My mate Akash told me that I had to visit Hauz Khas Village when I came to India, so I did and here’s what I found…
Get the Metro (yellow line) to Hauz Khas metro station, this cost me just 18p each way. Then get a tuk tuk as the walk is a little long, and not a particularly scenic one. Don’t pay more than 50IR to get to Hauz Khas village. If you must walk, just follow the road round to the left and I reckon it’d take 30 – 40 minutes.
The street food is plentiful and varied here, each district seems to have different dishes (so try them all). The prices are very cheap but go to the busiest stalls, they’re busy for a reason. And watch how much the locals pay so you don’t get given the tourist (higher) price. If you fancy something familiar there’s peri peri chicken, burger joints, pizzerias and crepe shops in Hauz Khaz, there is a definite European influence here, plus it’s one of the more affluent districts. There is also a Starbucks if you’re having withdrawals. Everyone in there was a loud American student…
Hauz Khas is one of the few places in Delhi where drinking is ‘a thing’ – they openly advertise alcohol deals – cocktails, buckets, beers for 70 IR (70p). The coolest spot to drink is definitely Hauz Khas Social, it’s full of the young and the hot (thanks to an exclusive door policy) and has an extensive cocktail list. Plus it overlooks a beautiful lake, plays pretty stellar music and does some great food too. I had some blueberry pancakes as finding sweet food in India is hard! It’s a little hidden away so ask someone to point you in the correct direction or you’ll probably walk right past it.
The Social 9A & 12, Hauz Khas Village, New Delhi, Delhi 110016
Visit the old Madrasa – it’s free! Established in 1352, the Madrasa was one of the biggest and best institutions of Islamic learning anywhere in the world. It’s a majestic, sprawling complex of pavilions, winding staircases and secret alcoves overlooking a beautiful lake – which is actually a reservoir. This is where all the teens and young Delhi kids come to snog in dark corners. It’s so weird to me as a Brit to visit a relic or historical site and see people climbing all over it, smoking, chilling on dangerous ledges. If the Madrasa was in the UK there would be rope and ‘Keep off the grass’ signs. It’s a cool place and I felt like Indiana Jones navigating the ruin.

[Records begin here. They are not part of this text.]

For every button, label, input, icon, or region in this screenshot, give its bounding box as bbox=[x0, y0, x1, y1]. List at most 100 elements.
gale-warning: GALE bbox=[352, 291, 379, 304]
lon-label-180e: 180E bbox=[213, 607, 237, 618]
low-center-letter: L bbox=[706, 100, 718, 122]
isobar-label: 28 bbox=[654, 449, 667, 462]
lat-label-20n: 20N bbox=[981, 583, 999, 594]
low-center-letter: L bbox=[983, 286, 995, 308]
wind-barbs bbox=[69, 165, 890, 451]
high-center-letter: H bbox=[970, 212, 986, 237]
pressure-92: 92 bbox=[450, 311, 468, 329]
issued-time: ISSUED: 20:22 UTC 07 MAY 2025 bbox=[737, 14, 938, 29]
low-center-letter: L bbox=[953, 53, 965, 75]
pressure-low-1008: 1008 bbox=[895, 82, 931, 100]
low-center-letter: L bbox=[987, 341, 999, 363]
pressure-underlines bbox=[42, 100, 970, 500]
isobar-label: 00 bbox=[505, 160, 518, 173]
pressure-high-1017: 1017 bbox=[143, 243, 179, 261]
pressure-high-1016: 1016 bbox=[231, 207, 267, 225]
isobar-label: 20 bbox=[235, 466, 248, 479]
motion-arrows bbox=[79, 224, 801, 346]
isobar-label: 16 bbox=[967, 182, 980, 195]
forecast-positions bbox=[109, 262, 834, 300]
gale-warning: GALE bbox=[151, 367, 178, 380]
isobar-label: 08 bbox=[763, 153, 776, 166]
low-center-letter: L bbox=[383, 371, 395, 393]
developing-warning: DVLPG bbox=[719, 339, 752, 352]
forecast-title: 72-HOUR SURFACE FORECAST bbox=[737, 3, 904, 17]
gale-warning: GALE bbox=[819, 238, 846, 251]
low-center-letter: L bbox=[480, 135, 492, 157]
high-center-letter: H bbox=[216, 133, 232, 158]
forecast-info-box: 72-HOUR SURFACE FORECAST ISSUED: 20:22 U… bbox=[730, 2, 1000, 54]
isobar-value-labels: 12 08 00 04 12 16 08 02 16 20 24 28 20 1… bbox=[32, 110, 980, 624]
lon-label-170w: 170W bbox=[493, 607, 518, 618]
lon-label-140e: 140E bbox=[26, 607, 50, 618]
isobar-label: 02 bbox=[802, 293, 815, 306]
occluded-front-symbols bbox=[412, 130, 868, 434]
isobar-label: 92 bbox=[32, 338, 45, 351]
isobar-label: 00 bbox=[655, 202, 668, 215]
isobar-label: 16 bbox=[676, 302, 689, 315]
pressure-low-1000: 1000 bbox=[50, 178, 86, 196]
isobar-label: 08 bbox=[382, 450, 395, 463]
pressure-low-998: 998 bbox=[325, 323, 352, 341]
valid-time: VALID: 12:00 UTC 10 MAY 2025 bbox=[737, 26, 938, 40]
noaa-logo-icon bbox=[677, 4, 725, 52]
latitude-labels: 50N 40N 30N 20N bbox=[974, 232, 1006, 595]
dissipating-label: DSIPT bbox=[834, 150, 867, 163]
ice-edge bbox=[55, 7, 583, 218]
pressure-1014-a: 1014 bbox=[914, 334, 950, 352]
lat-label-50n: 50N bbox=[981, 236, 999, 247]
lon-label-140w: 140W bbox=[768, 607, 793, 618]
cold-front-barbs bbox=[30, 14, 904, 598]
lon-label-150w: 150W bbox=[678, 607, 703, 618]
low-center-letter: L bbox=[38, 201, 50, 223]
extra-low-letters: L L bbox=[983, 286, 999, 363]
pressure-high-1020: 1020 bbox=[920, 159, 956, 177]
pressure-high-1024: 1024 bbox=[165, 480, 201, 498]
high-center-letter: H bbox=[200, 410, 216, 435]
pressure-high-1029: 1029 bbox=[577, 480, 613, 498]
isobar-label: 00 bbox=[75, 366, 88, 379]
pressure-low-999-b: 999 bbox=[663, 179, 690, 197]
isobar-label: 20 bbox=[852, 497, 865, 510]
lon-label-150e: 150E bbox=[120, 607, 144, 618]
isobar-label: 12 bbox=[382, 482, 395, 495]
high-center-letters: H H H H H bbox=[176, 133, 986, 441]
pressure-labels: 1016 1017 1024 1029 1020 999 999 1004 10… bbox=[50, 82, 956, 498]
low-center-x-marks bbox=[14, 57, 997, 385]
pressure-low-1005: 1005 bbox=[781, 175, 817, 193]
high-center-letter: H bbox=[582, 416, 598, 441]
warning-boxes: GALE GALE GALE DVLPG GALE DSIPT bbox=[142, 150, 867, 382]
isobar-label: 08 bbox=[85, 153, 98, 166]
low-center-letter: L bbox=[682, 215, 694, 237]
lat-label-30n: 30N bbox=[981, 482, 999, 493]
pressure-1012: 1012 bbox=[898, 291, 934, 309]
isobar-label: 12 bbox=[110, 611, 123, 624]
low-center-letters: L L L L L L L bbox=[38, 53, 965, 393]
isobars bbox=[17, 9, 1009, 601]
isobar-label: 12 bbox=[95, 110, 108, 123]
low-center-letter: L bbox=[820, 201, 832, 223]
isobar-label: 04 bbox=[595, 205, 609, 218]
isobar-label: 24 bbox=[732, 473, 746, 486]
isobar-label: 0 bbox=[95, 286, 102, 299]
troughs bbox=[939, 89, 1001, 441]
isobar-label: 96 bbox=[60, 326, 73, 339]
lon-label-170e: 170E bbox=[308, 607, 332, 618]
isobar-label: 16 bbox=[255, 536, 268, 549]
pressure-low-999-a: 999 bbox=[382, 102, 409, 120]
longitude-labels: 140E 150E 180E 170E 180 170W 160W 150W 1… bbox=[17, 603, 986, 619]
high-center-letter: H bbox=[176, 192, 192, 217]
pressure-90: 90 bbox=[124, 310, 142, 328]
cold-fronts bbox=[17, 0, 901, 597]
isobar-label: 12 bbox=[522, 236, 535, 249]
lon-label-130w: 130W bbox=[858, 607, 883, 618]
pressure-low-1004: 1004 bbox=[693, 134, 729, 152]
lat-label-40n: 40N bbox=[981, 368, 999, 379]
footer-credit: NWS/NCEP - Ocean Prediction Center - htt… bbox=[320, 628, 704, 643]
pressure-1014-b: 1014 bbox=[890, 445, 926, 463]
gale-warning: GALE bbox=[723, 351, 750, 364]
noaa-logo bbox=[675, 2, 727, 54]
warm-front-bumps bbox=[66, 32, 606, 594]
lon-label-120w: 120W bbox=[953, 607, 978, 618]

I also (accidentally) walked round the back streets, I won’t say slums, but they were a contrast to the affluence of some parts of the village. I mean 5 minutes from where people were sipping expensive lattes in Starbucks there were families doing their washing on the street, feral dogs and cows sucking ON THEIR OWN UDDERS (I did not know this was possible but I have seen it – anyone know if that’s normal?).
The people are all really friendly and happy though, and although they live in poverty they’re all upbeat. Or maybe that wasn’t even poverty that I was seeing… It might have just been a normal Indian community. I dunno. Whats striking is the litter, it’s rife, and it is dirty but then contrasted with these beautifully dressed people and bold bright colours. Cray.
Definitely one of Delhi’s cooler areas, and if you’re a Shoreditch Shorebitch at heart like me, it will appeal to the hipster in you! I loved it.